OLEDディスプレイの主要な技術的課題の一つは、寿命と焼き付きの問題です。有機材料を使用しているため、長時間の使用や経年劣化により、画面の明るさや色の劣化が進行します。特に、同じ画面に長時間静止画像が表示される場合、特定のピクセルが過度に発光し続けることで、その領域の有機材料が劣化し、周囲よりも明るさが低下する「焼き付き」現象が発生します。この問題に対処するため、メーカーは画面シフト技術や画素の均等な使用を促進する機能を組み込んでいますが、完全に防ぐことは難しい場合もあります。

製造コストと歩留まり

OLEDディスプレイの製造コストは依然として高く、特に大型パネルの生産において課題となっています。高度な製造プロセスと専門的な素材の使用が必要なため、液晶ディスプレイ(LCD)に比べて製造コストが高くなります。また、製造過程での歩留まりの問題も存在し、特に大型パネルの生産では不良品率が高くなる傾向があります。これらの要因が、OLEDディスプレイ搭載製品の価格を押し上げる原因となっています。ただし、技術の進歩や競争の激化により、将来的には製造コストの低減と歩留まりの向上が期待されています。

青色OLEDの効率と寿命

OLEDディスプレイにおいて、青色発光材料の効率と寿命は依然として大きな技術的課題です。赤色や緑色のOLED材料に比べて、青色OLEDは効率が低く、寿命も短いという問題があります。これは、青色光を発する有機材料が他の色に比べて不安定であることが原因です。
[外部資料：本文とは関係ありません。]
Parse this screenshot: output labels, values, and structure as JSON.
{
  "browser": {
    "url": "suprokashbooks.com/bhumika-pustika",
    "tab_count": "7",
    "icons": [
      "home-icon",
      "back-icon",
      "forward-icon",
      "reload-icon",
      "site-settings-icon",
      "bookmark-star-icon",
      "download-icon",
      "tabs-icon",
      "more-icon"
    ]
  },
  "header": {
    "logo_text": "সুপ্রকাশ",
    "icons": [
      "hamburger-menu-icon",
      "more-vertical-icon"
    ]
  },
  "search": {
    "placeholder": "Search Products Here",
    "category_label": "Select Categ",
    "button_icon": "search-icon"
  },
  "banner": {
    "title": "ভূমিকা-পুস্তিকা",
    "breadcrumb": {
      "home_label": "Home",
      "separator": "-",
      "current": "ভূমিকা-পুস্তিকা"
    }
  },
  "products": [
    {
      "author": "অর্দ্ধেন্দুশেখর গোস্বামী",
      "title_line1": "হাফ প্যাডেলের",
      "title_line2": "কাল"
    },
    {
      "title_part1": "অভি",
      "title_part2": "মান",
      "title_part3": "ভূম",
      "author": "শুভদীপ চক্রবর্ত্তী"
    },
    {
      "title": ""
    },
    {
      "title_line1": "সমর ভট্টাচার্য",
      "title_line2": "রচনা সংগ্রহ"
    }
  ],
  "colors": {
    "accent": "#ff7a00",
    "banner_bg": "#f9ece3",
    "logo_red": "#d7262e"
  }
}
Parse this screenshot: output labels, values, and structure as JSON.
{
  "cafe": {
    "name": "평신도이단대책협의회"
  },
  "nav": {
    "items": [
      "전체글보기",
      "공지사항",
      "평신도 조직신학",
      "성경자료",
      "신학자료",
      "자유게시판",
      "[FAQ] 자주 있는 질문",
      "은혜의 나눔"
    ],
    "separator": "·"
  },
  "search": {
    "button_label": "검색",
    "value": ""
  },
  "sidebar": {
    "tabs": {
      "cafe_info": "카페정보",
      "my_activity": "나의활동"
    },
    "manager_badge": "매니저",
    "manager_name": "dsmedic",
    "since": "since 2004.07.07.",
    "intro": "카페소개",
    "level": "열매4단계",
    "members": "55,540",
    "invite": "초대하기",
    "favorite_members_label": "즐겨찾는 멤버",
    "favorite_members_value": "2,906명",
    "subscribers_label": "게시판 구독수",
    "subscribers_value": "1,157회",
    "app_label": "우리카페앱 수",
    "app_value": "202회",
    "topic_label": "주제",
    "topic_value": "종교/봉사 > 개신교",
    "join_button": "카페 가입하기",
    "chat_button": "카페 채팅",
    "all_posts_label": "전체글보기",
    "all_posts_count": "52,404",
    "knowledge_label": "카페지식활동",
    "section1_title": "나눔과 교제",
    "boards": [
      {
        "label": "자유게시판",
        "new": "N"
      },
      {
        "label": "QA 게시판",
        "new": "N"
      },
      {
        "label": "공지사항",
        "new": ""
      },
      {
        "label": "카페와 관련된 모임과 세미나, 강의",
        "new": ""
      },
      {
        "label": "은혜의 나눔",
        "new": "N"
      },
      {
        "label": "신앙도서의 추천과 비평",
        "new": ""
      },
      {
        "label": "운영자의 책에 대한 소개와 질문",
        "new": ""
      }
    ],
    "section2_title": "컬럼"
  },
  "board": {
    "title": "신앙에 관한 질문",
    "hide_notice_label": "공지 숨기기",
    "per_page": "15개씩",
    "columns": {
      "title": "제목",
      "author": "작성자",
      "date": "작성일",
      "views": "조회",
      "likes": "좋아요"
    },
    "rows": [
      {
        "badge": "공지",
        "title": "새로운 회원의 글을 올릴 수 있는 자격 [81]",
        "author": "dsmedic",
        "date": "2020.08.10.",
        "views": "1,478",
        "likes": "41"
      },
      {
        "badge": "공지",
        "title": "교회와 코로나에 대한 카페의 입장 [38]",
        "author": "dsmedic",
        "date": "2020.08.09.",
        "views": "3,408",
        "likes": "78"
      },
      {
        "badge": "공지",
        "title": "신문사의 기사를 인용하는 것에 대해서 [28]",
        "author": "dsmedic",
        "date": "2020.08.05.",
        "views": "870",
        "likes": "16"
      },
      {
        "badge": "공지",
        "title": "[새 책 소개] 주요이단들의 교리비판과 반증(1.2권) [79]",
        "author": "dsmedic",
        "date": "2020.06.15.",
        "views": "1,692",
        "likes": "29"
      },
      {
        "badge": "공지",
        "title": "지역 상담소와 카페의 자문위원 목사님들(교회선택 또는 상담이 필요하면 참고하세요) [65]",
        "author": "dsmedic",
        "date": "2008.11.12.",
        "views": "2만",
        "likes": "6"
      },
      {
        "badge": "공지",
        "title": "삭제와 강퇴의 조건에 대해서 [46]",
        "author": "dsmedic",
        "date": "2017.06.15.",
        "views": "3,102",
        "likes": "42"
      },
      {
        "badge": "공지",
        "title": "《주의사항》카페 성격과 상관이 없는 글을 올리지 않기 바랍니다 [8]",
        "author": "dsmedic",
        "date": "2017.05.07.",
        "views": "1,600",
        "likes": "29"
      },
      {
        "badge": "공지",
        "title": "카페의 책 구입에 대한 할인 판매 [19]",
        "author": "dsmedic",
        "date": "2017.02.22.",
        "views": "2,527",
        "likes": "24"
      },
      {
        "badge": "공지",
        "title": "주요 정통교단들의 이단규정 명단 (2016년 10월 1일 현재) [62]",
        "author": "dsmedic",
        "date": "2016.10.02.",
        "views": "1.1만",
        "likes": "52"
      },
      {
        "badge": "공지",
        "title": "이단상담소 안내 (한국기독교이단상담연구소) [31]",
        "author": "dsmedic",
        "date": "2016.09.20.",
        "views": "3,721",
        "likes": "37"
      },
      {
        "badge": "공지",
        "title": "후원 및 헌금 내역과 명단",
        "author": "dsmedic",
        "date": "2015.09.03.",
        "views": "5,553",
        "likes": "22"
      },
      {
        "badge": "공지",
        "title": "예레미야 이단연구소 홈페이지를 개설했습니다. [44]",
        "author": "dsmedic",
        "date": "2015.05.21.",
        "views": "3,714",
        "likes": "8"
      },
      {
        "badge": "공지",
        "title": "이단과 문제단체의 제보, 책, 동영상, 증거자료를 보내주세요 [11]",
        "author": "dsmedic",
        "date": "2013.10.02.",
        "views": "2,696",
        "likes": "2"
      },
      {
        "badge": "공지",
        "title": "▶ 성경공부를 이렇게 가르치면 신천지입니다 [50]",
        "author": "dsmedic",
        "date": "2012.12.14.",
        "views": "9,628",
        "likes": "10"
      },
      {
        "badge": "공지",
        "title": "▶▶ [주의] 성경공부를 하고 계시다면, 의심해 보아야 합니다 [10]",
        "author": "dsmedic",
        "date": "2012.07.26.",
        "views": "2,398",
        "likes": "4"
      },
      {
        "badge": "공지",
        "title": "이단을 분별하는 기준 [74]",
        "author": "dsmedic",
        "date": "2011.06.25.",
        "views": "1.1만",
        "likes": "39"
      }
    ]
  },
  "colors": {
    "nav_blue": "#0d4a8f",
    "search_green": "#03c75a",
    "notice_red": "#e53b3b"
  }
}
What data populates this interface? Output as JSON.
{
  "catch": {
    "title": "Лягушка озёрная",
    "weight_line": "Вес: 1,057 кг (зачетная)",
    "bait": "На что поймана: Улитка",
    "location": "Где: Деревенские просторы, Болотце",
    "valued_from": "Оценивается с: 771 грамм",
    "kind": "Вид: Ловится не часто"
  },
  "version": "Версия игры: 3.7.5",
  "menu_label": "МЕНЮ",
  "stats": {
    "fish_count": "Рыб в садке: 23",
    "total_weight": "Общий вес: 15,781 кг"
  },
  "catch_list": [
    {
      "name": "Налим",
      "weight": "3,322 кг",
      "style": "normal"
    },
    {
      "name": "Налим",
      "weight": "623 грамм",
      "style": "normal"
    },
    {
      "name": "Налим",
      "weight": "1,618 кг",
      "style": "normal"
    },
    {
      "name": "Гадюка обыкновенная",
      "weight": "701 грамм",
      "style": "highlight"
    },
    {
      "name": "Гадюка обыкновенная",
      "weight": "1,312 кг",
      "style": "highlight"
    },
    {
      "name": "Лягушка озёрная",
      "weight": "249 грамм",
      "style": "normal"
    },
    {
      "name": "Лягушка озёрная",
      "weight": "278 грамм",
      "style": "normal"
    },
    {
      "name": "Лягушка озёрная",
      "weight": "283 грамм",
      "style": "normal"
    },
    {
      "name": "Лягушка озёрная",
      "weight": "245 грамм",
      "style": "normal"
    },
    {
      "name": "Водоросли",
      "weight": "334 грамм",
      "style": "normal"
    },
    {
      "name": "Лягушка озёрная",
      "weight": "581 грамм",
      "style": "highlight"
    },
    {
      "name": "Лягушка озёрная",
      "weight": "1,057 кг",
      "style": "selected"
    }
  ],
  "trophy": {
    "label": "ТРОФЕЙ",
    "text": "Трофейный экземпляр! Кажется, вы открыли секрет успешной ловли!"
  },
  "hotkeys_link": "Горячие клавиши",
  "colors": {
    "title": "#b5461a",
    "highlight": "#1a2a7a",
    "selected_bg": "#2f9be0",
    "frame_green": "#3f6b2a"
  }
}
青色OLEDの性能向上は、ディスプレイ全体の消費電力削減と寿命延長に直結するため、多くの研究開発が行われています。最新の研究では、新しい青色発光材料の開発や、量子ドット技術との組み合わせによる効率向上などが進められています。この課題の解決は、OLEDディスプレイの更なる普及と性能向上につながると期待されています。

OLEDのトップシェアメーカー

サムスンディスプレイ

サムスンディスプレイは、OLEDパネル市場で長年トップシェアを維持してきた企業です。特に中小型OLEDパネルにおいて強みを持ち、スマートフォン向けディスプレイで圧倒的なシェアを誇っています。最新のQD-OLED技術を開発し、高級テレビ市場にも参入しています。2021年の世界市場シェアは17.91%で業界2位でしたが、高付加価値製品に注力することで収益性を維持しています。サムスンは経営資源を有機ELへ集中させており、今後も技術革新をリードすることが期待されています。

LGディスプレイ

LGディスプレイは、大型OLEDパネル市場で圧倒的なシェアを誇っています。特にOLEDテレビパネルの生産において世界をリードしており、自社ブランドだけでなく、他のテレビメーカーにもパネルを供給しています[9]。2024年の第3四半期累計で、LG電子はOLED TV市場の52%のシェアを占め、207万600台を出荷しました。LGディスプレイは、高品質なOLEDパネルの生産技術を持ち、特に75インチ以上の超大型OLED TV市場では56%のシェアを記録しています。

中国メーカーの台頭

中国のBOEや天馬(Tianma)などのメーカーが急速にシェアを拡大しています。BOEは特に中小型OLEDパネル市場で急成長を遂げており、2024年第1四半期には中小型OLED市場で50.5%のシェアを獲得し、韓国企業を上回りました。天馬もLCD市場で急速にシェアを拡大しており、LTPS技術を活用して差別化を図っています。